Courage puts shame ‘squarely where it belongs’

AUSTRALIA
Sydney Morning Herald

July 24, 2013

Catherine Armitage
Senior Writer

He has moved on with his life but even nine years after the court case, the man who endured years of “dreadful” abuse as a boy by a Catholic priest in the Hunter Valley could not keep the incredulity from his voice.

On that day in 2004 when Father James Fletcher was found guilty of all charges of sexually abusing him, Fletcher’s bishop, Michael Malone – “his” bishop, his father’s boss – rang his home and asked his father to put him on the phone.

“I still remember, he told me that Fletcher would never work in the diocese again and he asked me to keep my faith. To this day I wonder what faith he was talking about,” the man known as AH told the silent courtroom at the NSW government inquiry into alleged church and police cover-ups of child sexual abuse by priests in the Maitland-Newcastle diocese.

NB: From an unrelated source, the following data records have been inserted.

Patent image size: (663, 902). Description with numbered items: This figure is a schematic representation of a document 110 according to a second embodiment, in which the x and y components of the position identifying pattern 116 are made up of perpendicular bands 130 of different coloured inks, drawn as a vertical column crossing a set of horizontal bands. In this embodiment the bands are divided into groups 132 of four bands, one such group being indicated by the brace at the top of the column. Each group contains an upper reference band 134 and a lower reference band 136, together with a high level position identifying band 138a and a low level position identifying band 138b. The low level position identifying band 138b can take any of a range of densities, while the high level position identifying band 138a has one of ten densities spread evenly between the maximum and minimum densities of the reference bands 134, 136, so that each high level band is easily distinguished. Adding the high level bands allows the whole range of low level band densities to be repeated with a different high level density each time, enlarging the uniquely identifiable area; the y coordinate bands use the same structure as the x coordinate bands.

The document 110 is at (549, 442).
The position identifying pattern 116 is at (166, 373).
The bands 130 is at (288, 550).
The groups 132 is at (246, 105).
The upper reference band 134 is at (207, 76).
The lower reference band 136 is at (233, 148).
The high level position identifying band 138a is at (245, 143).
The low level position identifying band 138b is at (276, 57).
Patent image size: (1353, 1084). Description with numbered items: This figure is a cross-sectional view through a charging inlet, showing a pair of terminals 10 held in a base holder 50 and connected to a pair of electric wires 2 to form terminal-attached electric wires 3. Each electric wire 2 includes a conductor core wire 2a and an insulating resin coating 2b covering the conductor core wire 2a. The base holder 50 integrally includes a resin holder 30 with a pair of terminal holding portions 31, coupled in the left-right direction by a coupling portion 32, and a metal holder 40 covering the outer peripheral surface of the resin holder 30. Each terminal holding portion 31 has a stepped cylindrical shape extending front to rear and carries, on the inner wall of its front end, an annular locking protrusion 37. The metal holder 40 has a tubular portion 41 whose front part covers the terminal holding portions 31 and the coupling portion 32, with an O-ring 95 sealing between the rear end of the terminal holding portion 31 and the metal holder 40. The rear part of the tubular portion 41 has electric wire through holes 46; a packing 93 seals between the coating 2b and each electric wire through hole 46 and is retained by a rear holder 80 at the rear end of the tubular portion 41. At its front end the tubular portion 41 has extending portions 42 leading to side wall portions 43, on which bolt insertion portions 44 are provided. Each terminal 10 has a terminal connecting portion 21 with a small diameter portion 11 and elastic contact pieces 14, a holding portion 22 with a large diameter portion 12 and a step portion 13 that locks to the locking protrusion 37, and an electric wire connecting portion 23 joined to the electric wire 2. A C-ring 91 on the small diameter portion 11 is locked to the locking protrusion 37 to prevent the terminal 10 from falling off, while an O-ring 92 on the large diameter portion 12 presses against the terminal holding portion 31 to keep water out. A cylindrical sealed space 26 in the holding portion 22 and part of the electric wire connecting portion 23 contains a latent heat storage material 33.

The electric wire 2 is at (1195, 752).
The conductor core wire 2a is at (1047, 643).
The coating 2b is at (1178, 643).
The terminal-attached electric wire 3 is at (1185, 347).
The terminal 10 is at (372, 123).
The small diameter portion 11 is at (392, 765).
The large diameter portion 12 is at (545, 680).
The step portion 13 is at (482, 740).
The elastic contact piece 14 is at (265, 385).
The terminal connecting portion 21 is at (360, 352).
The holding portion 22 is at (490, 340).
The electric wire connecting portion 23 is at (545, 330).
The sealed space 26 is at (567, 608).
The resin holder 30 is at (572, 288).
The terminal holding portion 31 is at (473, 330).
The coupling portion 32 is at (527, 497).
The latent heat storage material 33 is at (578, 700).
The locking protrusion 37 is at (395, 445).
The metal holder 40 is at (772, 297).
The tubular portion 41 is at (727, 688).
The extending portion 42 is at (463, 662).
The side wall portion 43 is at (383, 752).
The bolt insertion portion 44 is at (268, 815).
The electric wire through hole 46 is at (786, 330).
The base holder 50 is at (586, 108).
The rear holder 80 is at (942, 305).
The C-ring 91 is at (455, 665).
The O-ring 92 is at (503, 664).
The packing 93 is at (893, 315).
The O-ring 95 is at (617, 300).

AH told of how he was “an innocent little kid with a big hope for the future” when Fletcher stole the promise from his life. He remembered other things in gut-wrenching detail. The priest’s number plate – JPF004 – ”will always be in my head”. He remembered how during the trial, clergy visited and supported Fletcher but none went near him and his family, they “didn’t want to look at us”. It was a feeling of two sides, he said, “completely opposite”.